UC Berkeley

Magnetic resonance has had an impact on nearly every branch of science from fundamental physics to neurobiology. Despite its pervasiveness, it remains a relatively inaccessible technique due to the costs associated with the powerful and highly precise instrumentation needed for sensitive detection. In this work, two techniques focused on improving the accessibility of magnetic resonance are presented. First, a low cost and portable volume imaging system is described with the unique ability to scan the homogeneous region of the magnetic field through a sample of interest. This system addresses the fundamental challenge of producing a compact imaging sensor while maintaining a sensitive region large enough to extract relevant information from the sample.
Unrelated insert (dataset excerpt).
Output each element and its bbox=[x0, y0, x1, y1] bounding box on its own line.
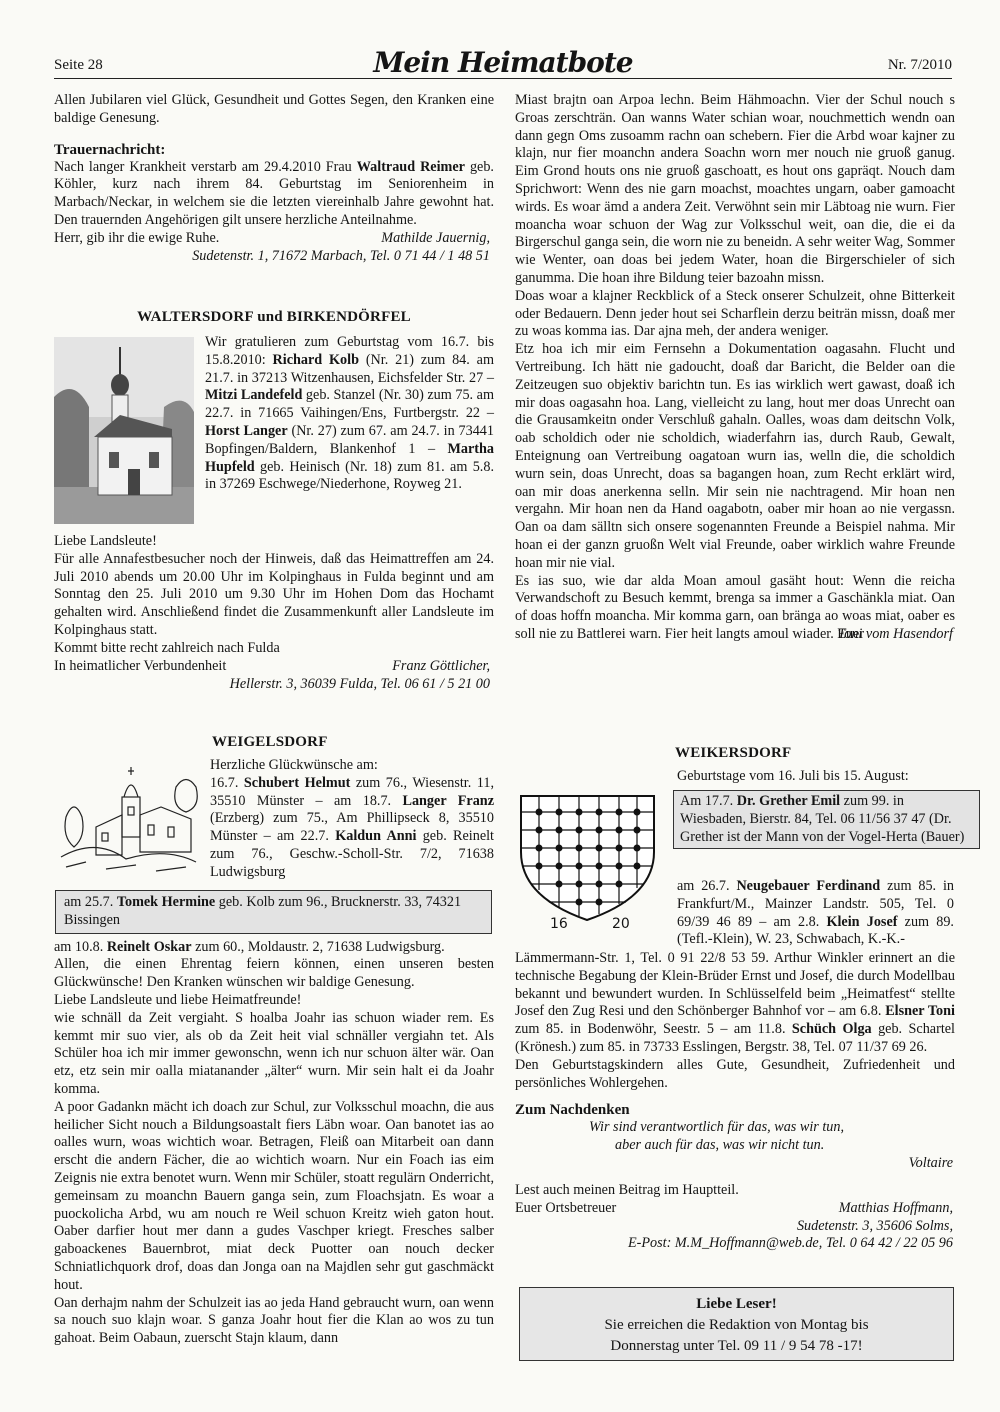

The design of a suitable set of single-sided gradient coils compatible with the adjustable imaging system is presented first, followed by imaging results obtained with this apparatus. The second technique described in this work involves the use of xenon as a chemical sensor. Xenon's chemical shift sensitivity to its environment make it and ideal probe of its surroundings. Spin exchange optical pumping has made detection of dilute xenon solutions possible through hyperpolarization. However, optical pumping requires high power circularly polarized laser light, limiting applications of xenon from widespread use. An alternative method for signal amplification is presented, in which xenon is extracted from solution and compressed prior to detection. A description of the method is followed by several applications as well as a detailed description of the apparatus involved in the gas extraction and compression technique.